Hubert Lucot est un auteur hors du commun, que j'ai découvert en 1984, alors qu'il composait "Le Grand Graphe", ouvrage alors composé d'une seule page aux phrases entrecroisées, sur une surface de 12 mètres carrés, plus tard édité par Tristam (1990)... Nous publiions alors dans Les Cahiers du Shibboleth, une revue de poésie éphémère et bien sympathique, sise à Bègles, dirigée par Francis Giraudet et Bérénice Constans ; l'ami Jean-Claude Pirotte, tout comme William Cliff y ont aussi participé - sans oublier de mentionner Pierre Bettencourt, Antoine Emaz, Claude Louis-Combet, Marcel Béalu, Claude Pélieu... et bien d'autres, qui me pardonneront de n'être ici qu'allusif.

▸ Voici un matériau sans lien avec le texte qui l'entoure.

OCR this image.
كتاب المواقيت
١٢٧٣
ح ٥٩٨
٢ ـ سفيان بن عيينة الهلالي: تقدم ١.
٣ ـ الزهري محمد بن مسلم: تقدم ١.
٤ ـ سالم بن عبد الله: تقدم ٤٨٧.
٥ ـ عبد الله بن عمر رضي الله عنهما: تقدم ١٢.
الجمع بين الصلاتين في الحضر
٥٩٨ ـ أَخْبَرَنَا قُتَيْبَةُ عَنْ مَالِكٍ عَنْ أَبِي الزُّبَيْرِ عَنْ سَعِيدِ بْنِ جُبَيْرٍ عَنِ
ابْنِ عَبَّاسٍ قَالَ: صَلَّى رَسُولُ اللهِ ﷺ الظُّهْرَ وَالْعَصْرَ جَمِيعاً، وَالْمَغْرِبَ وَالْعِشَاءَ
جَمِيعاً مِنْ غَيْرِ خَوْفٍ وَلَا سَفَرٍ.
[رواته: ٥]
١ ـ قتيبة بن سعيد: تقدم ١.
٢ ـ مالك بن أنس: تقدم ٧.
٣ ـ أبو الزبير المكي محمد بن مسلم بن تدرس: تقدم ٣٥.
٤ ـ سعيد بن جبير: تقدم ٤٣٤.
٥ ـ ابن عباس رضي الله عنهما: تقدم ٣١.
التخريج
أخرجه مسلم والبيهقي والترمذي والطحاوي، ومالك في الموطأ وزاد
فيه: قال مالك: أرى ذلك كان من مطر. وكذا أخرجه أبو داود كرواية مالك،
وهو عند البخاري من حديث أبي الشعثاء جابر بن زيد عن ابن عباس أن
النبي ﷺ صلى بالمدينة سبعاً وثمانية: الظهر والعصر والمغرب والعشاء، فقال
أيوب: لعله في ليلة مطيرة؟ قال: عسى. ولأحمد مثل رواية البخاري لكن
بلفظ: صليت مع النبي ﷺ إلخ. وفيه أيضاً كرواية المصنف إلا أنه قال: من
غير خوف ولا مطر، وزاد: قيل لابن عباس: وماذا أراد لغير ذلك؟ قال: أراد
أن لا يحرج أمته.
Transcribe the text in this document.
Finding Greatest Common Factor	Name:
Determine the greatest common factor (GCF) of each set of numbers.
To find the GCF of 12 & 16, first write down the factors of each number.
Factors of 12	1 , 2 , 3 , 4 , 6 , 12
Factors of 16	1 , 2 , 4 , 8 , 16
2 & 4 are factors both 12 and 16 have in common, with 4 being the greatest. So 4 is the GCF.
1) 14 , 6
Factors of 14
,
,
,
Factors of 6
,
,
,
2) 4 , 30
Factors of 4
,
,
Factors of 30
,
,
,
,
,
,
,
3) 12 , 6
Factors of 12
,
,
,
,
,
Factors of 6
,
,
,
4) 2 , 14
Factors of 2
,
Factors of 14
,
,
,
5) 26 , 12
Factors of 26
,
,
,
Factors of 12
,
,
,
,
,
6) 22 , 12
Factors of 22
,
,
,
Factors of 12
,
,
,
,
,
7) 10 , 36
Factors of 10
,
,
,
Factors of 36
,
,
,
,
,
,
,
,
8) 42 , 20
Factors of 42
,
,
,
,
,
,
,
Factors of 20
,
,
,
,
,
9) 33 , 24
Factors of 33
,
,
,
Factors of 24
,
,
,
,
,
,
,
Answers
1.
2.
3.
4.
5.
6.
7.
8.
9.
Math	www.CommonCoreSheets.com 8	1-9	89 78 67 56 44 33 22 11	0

Son histoire ?, il ne s'en cachait pas. On peut la lire - en ce qui regarde les dernières années de sa vie - dans Diérèse 63 : numéro paru en avril 2014, avec des extraits de Sonatines de deuil (ce, en avant-première). Un an plus tard, Sonatines de deuil devait paraître chez Hachette, collection P.O.L.
Que disait-il alors, qu'écrivait-il ? Hubert Lucot avait rencontré Anne-Marie Bono (dans ses livres : Annie B., puis A.M.) en août 1955 dans le Sanatorium des Etudiants de France, à Saint-Hilaire-du-Touvet (Isère). Et ils décidèrent de se marier, à Paris, en août 1958.
Décès de sa femme le 9 août 2012. Sonatines de deuil est un journal qu'Hubert Lucot commença à rédiger quelques semaines après la mort de son épouse. Ce qui avait paru dans Diérèse 63 : les pages datées du 1er septembre au 1er novembre 2012.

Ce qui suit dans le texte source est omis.